2. Soweit der Kläger eine unrichtige Würdigung des Sachverhalts und eine unzutreffende Anwendung der höchstrichterlichen Rechtsprechung im Streitfall rügt, wird damit keine Notwendigkeit einer Entscheidung des BFH zur Sicherung einer einheitlichen Rechtsprechung dargetan.

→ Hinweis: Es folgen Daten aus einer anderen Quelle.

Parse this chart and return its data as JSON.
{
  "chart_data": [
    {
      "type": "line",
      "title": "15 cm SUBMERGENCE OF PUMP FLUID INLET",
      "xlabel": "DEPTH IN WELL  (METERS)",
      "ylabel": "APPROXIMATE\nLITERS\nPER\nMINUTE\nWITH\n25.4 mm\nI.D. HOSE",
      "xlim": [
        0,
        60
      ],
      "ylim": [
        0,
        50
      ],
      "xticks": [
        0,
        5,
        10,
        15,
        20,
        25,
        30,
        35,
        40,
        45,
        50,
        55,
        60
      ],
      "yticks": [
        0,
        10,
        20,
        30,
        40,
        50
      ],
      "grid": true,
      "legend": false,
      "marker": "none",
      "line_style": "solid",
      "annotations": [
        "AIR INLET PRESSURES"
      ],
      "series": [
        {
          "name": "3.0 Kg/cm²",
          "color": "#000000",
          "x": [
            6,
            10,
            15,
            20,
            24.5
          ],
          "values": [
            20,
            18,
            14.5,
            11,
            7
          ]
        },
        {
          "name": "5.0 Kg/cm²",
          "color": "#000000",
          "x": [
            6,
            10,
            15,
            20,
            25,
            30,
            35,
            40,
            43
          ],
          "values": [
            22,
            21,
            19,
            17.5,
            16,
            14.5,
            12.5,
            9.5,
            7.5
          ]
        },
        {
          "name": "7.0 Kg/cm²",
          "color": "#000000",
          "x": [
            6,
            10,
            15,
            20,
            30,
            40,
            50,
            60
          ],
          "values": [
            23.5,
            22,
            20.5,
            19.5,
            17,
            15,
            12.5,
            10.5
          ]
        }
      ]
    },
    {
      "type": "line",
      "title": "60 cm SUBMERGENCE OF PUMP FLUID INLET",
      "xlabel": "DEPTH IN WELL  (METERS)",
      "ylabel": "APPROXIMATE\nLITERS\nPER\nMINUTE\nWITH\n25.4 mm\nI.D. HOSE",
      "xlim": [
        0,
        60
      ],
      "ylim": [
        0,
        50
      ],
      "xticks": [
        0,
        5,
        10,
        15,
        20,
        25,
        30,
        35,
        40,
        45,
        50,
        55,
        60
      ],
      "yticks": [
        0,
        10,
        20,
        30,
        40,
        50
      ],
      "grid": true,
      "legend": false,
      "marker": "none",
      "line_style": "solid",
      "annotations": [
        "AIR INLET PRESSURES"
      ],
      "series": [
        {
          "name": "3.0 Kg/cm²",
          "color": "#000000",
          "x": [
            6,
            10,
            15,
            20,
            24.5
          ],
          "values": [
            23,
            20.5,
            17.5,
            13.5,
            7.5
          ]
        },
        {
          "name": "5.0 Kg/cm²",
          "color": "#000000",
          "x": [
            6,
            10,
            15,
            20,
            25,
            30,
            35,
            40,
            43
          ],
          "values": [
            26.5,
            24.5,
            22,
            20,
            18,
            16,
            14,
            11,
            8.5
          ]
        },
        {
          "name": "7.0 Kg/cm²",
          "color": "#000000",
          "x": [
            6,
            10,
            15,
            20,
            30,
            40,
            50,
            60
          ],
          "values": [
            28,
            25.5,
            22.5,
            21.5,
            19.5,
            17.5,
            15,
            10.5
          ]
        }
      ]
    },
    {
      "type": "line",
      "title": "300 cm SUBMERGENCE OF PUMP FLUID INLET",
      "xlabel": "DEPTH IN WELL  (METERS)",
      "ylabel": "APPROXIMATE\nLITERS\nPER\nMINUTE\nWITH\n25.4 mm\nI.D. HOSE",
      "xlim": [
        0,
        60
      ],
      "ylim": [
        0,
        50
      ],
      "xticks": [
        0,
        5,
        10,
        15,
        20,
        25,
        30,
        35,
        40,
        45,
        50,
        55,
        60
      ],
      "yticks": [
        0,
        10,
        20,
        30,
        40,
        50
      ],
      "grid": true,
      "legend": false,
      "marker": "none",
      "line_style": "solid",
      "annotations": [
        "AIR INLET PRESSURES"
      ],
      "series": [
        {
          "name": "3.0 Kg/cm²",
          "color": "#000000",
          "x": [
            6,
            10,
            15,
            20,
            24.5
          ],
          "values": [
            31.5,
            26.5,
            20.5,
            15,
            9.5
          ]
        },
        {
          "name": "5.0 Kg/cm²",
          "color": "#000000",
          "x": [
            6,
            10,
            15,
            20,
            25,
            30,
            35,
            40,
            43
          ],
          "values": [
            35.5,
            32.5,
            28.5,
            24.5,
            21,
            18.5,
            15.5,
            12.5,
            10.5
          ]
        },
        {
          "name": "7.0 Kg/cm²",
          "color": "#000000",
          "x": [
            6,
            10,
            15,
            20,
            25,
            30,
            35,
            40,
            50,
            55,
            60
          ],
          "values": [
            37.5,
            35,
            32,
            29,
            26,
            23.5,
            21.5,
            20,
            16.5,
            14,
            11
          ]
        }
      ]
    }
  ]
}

Ein derartiger materiell-rechtlicher Fehler führt grundsätzlich nicht zur Zulassung der Revision, es sei denn, es handelte sich um offensichtliche Rechtsanwendungsfehler von erheblichem Gewicht im Sinne einer willkürlichen oder greifbar gesetzwidrigen Entscheidung (BFH-Beschlüsse vom III B 28/02, BFH/NV 2002, 1474, und in BFH/NV 2003, 1445, m.w.N.).

Für einen solchen qualifizierten Rechtsanwendungsfehler hat der Kläger indes nichts vorgetragen.

3. Soweit der Kläger mit Schriftsatz vom verfahrensfehlerhafte Feststellungen des FG, u.a. infolge einer mangelnden Aufklärung des Sachverhalts, geltend macht, kann offen bleiben, ob überhaupt ein Verfahrensverstoß ordnungsgemäß bezeichnet worden ist (vgl. zu den Anforderungen , BFH/NV 2003, 1214).

Erst nach Ablauf der —hier bis zum verlängerten— Begründungsfrist (§ 116 Abs. 3 Sätze 1 und 4 FGO) erstmals geltend gemachte Zulassungsgründe sind bei der Entscheidung über eine Nichtzulassungsbeschwerde nicht mehr zu berücksichtigen (vgl. BFH-Beschluss in BFH/NV 2003, 1214, m.w.N.).

4. Von der Darstellung des Tatbestandes und einer weiteren Begründung sieht der Senat nach § 116 Abs. 5 Satz 2 FGO ab.